Da sich sowohl die USA als auch Russland jetzt vorsichtig dem Verhandlungstisch nähern, ist die Zeit für eine Vermittlung nahe. Mögliche Vermittler sind die Vereinten Nationen, Turkiye, Papst Franziskus, China und vielleicht andere in irgendeiner Kombination. Die Konturen erfolgreicher Mediation sind eigentlich klar, ebenso wie die Basis für eine Friedensregelung.

Der Hauptpunkt für die Mediation ist, dass alle Parteien berechtigte Interessen und berechtigte Beschwerden haben. Russland ist fälschlicherweise und gewaltsam in die Ukraine eingedrungen. Die USA haben sich 2014 fälschlicherweise beim Sturz von Janukowitsch verschworen und dann die Ukraine schwer bewaffnet, während sie die NATO-Erweiterung vorangetrieben haben, um Russland im Schwarzen Meer einzukreisen. Nach Janukowitsch weigerten sich die ukrainischen Präsidenten Petro Poroschenko und Wolodymyr Selenskyj, das Abkommen von Minsk II umzusetzen.
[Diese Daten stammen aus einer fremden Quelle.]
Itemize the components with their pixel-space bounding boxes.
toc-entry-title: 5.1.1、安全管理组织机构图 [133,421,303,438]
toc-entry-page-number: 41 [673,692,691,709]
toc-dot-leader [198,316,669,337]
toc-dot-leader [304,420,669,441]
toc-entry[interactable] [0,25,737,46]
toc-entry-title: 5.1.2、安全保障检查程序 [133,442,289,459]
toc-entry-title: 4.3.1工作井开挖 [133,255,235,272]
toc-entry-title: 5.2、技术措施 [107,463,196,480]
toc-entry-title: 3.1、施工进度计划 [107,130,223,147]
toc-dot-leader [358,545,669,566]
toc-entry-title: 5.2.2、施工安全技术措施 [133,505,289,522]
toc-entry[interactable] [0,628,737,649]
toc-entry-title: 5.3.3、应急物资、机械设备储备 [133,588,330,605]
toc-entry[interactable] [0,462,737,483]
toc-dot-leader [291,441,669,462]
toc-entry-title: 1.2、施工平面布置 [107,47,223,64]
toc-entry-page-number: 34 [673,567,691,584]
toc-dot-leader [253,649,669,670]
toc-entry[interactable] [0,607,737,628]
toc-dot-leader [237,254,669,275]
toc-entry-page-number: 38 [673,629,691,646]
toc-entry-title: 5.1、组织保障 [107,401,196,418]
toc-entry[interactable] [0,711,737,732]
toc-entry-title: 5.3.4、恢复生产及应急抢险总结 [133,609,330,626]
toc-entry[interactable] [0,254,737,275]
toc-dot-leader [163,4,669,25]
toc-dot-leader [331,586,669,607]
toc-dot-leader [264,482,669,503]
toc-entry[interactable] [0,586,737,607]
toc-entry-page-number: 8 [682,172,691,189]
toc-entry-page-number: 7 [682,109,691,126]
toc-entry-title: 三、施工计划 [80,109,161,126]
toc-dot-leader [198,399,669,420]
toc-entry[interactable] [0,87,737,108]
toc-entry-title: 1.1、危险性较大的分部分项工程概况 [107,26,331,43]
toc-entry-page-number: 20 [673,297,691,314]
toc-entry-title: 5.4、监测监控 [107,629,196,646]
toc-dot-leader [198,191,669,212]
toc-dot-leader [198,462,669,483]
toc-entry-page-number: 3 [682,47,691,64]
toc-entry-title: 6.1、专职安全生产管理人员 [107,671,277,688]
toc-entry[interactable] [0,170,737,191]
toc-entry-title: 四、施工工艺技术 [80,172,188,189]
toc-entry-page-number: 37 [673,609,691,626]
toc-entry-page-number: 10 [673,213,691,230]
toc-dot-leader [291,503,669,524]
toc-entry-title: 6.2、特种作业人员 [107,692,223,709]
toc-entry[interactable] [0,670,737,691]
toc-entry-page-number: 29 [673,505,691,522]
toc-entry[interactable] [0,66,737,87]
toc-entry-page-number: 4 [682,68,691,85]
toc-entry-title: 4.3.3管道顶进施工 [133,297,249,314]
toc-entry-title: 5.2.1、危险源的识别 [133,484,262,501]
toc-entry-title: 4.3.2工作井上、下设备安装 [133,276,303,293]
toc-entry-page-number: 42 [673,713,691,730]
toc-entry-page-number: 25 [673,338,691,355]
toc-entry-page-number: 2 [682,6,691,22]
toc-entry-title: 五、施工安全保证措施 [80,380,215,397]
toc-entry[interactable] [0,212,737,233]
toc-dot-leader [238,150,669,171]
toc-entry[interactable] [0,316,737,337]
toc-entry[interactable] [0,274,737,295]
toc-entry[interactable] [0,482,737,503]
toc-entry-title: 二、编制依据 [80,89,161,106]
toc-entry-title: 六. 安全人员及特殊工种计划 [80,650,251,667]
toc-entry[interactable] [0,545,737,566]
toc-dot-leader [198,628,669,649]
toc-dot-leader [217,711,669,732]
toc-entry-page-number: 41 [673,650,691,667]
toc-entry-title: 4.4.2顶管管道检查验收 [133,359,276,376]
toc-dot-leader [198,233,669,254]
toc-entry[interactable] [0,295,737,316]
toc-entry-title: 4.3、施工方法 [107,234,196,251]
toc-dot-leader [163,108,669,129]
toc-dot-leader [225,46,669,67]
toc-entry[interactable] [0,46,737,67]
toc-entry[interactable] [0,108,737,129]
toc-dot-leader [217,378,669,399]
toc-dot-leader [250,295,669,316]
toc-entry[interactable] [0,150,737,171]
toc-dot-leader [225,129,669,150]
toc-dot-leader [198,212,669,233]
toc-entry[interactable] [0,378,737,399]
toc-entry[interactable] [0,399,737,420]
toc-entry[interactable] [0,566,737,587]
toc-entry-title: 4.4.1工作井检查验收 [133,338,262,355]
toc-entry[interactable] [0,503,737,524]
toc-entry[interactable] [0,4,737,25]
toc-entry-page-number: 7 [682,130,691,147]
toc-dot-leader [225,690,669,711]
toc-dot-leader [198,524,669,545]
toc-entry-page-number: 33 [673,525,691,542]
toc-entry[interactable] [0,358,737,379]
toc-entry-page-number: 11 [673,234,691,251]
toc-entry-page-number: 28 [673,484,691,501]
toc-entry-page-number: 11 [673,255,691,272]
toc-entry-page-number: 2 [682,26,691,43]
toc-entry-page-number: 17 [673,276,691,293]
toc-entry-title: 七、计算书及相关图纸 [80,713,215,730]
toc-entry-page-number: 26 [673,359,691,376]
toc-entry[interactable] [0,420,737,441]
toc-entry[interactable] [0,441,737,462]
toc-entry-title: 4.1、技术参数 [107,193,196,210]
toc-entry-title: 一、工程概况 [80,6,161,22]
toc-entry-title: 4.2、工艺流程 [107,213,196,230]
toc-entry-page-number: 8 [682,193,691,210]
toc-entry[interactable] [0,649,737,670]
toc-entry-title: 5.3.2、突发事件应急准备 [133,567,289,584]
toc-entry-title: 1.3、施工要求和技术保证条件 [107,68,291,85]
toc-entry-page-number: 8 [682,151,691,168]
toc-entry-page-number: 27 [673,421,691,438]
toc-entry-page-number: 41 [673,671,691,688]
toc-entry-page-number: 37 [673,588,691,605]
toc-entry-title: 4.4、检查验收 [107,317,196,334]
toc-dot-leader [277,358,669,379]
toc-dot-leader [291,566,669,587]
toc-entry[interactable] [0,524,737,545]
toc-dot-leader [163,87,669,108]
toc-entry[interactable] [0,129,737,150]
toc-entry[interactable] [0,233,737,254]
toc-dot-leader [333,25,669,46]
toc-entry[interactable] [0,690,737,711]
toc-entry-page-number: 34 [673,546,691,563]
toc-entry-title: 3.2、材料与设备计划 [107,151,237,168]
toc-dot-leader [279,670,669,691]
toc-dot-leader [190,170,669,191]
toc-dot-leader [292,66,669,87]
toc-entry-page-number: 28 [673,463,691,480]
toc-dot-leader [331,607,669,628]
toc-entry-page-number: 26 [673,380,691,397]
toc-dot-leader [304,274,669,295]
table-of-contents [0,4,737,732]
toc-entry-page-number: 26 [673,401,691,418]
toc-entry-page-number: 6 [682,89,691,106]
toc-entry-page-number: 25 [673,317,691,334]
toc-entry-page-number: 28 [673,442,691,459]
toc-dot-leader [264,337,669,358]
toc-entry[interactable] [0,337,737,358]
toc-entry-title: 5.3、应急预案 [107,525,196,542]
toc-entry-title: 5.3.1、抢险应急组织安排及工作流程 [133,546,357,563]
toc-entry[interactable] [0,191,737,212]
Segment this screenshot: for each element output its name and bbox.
Frieden wird kommen, wenn die USA von einer weiteren NATO-Erweiterung in Richtung Russlands Grenzen zurücktreten; Russland zieht seine Streitkräfte aus der Ukraine ab und weicht von der einseitigen Annexion ukrainischen Territoriums ab; Die Ukraine weicht von ihren Versuchen zurück, die Krim zurückzuerobern, und von ihrer Ablehnung des Minsk-II-Rahmens; und alle Parteien stimmen zu, die souveränen Grenzen der Ukraine gemäß der UN-Charta zu sichern und durch die Garantien des UN-Sicherheitsrates und anderer Nationen abzusichern.
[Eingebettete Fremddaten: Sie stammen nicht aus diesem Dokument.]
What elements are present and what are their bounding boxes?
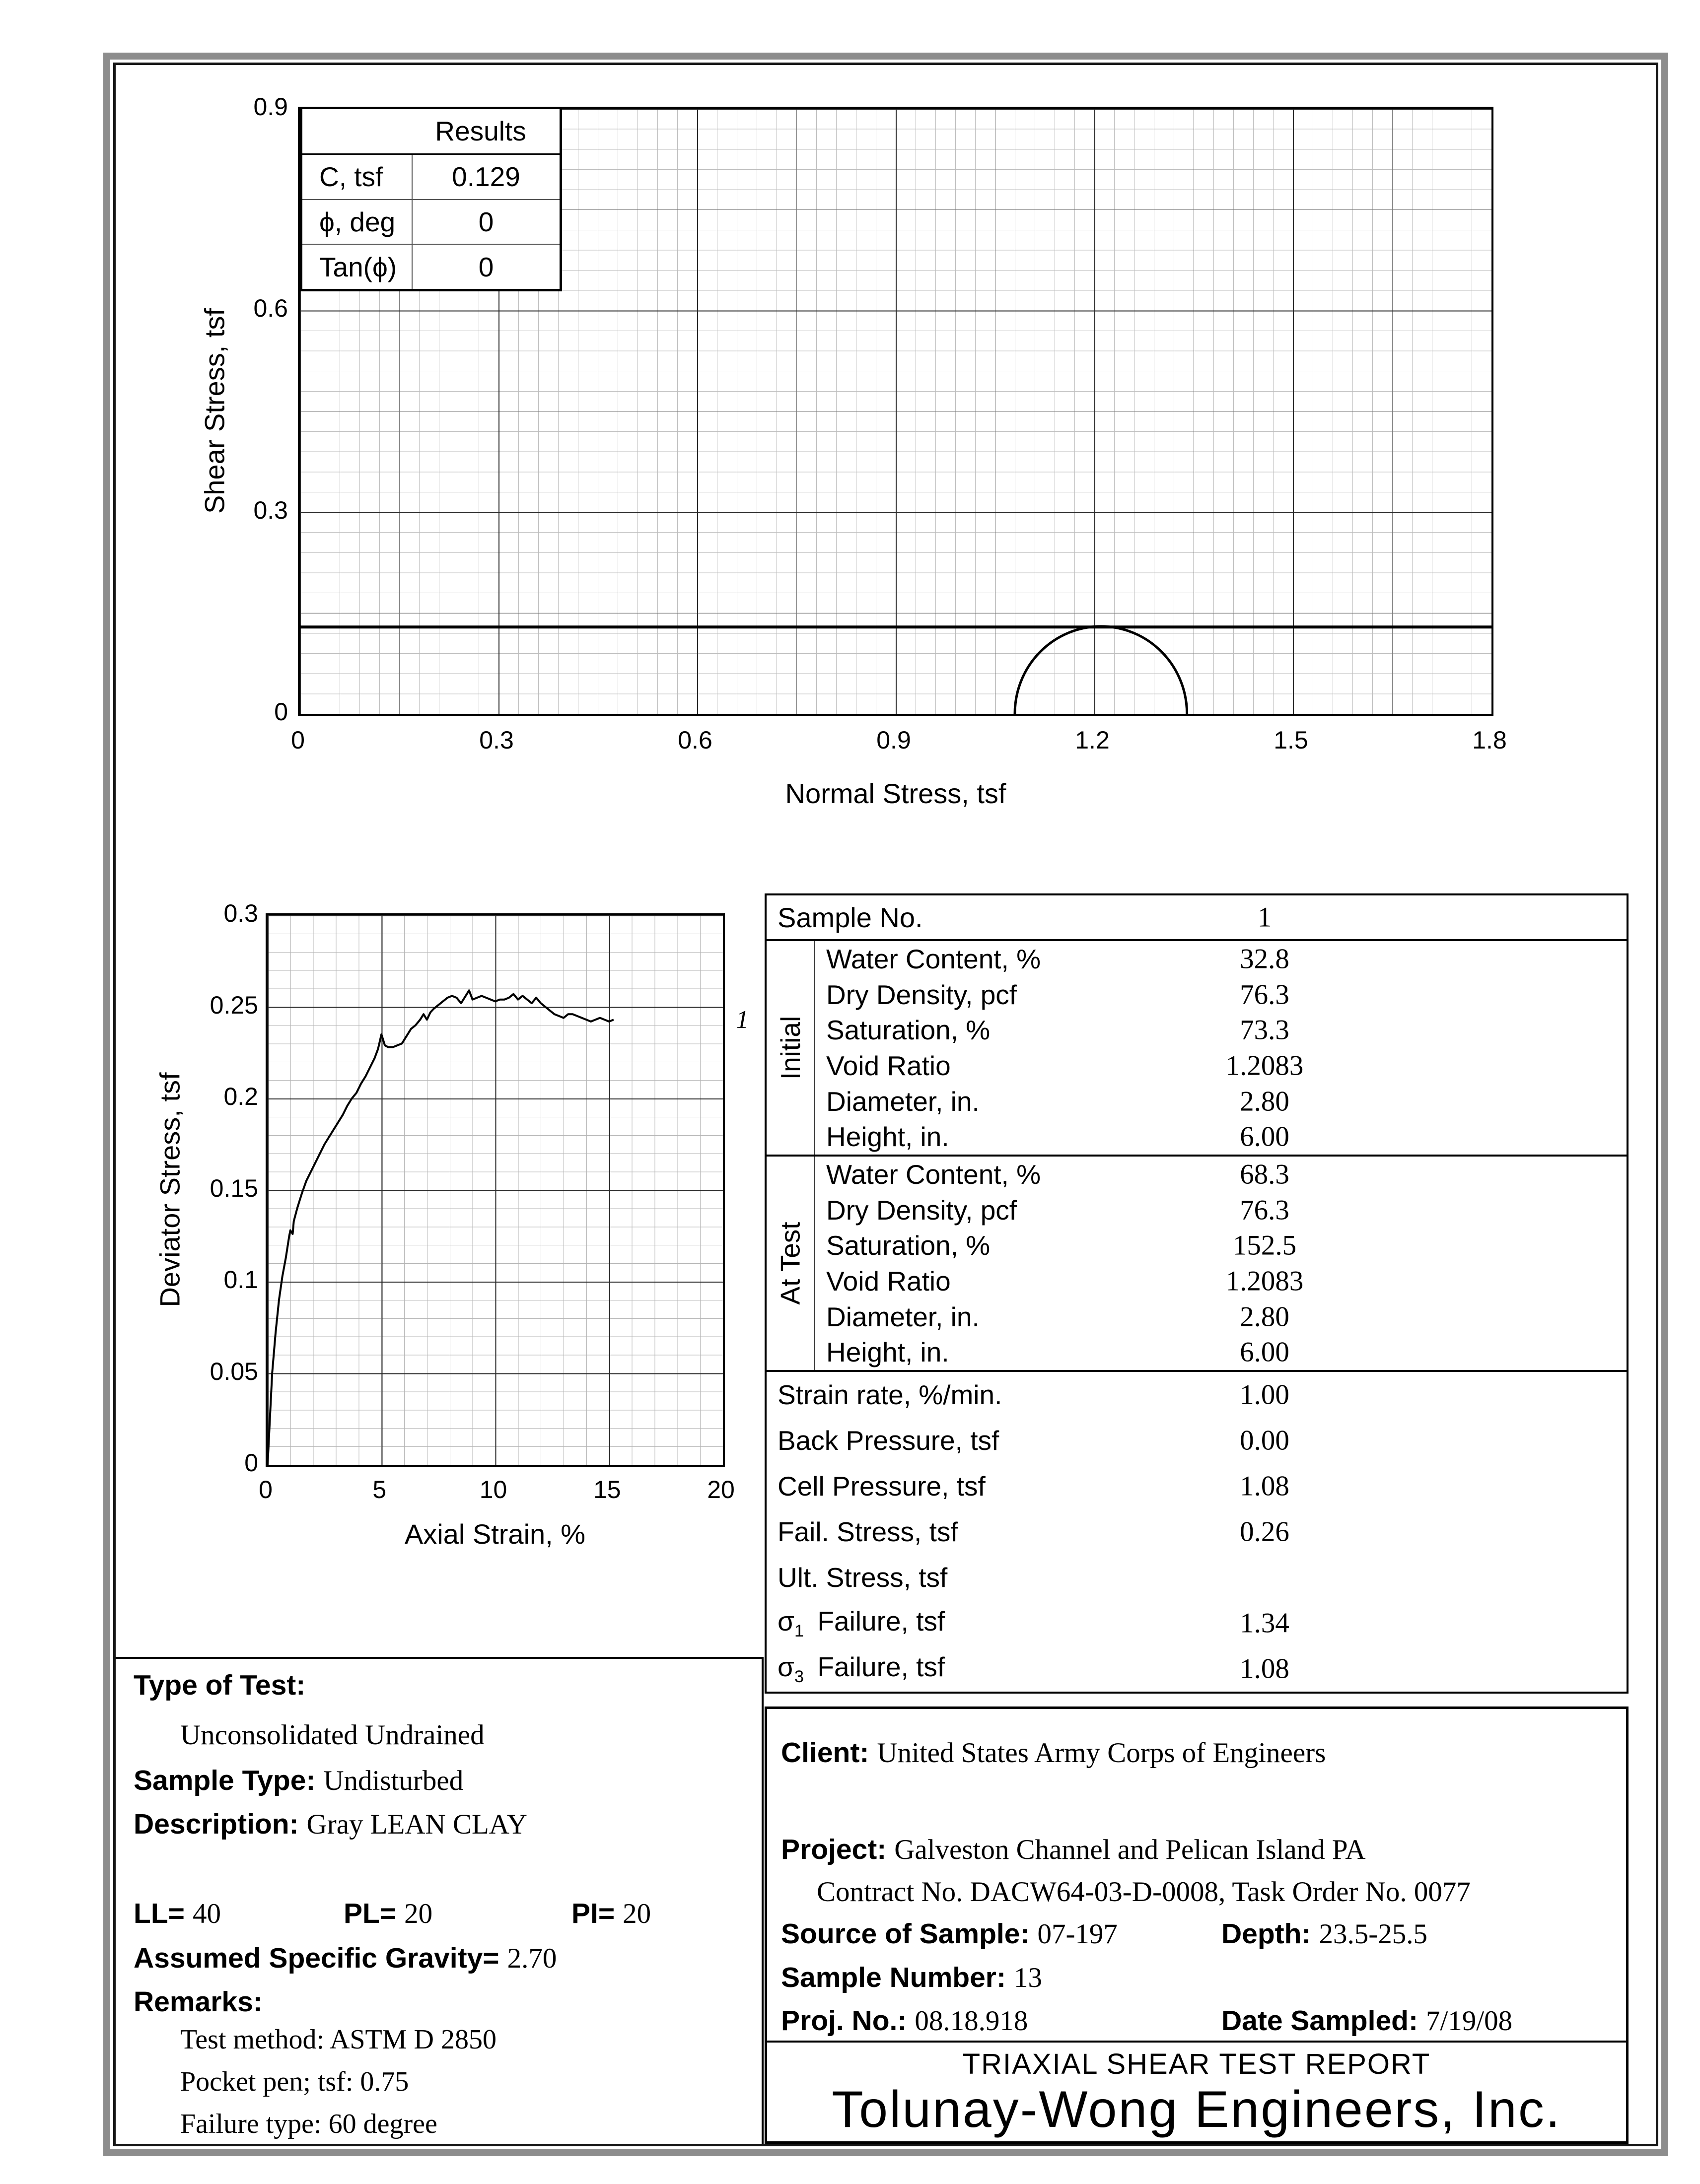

Der Ukraine-Krieg ist ein extrem gefährlicher Krieg zwischen nuklearen Supermächten in einer Welt, die dringend Frieden und Zusammenarbeit braucht. Es ist an der Zeit, dass die USA und Russland, zwei Großmächte der Vergangenheit und der Zukunft, ihre Größe durch gegenseitigen Respekt, Diplomatie und gemeinsame Bemühungen zeigen, um eine nachhaltige Entwicklung für alle zu gewährleisten – einschließlich der Menschen in der Ukraine, die am meisten davon betroffen sind dringend auf Frieden und Wiederaufbau angewiesen.

 

Jeffrey D. Sachs

ist Universitätsprofessor und Direktor des Center for Sustainable Development an der Columbia University, wo er von 2002 bis 2016 das Earth Institute leitete. Er ist außerdem Präsident des UN Sustainable Development Solutions Network und Beauftragter der UN Broadband Commission zur Entwicklung. Er war Berater von drei Generalsekretären der Vereinten Nationen und fungiert derzeit als SDG-Anwalt unter Generalsekretär Antonio Guterres. Sachs ist Autorin von „A New Foreign Policy: Beyond American Exceptionalism“ (2020). Weitere Bücher sind: „Building the New American Economy: Smart, Fair, and Sustainable“ (2017) und „The Age of Sustainable Development“ (2015) mit Ban Ki-moon.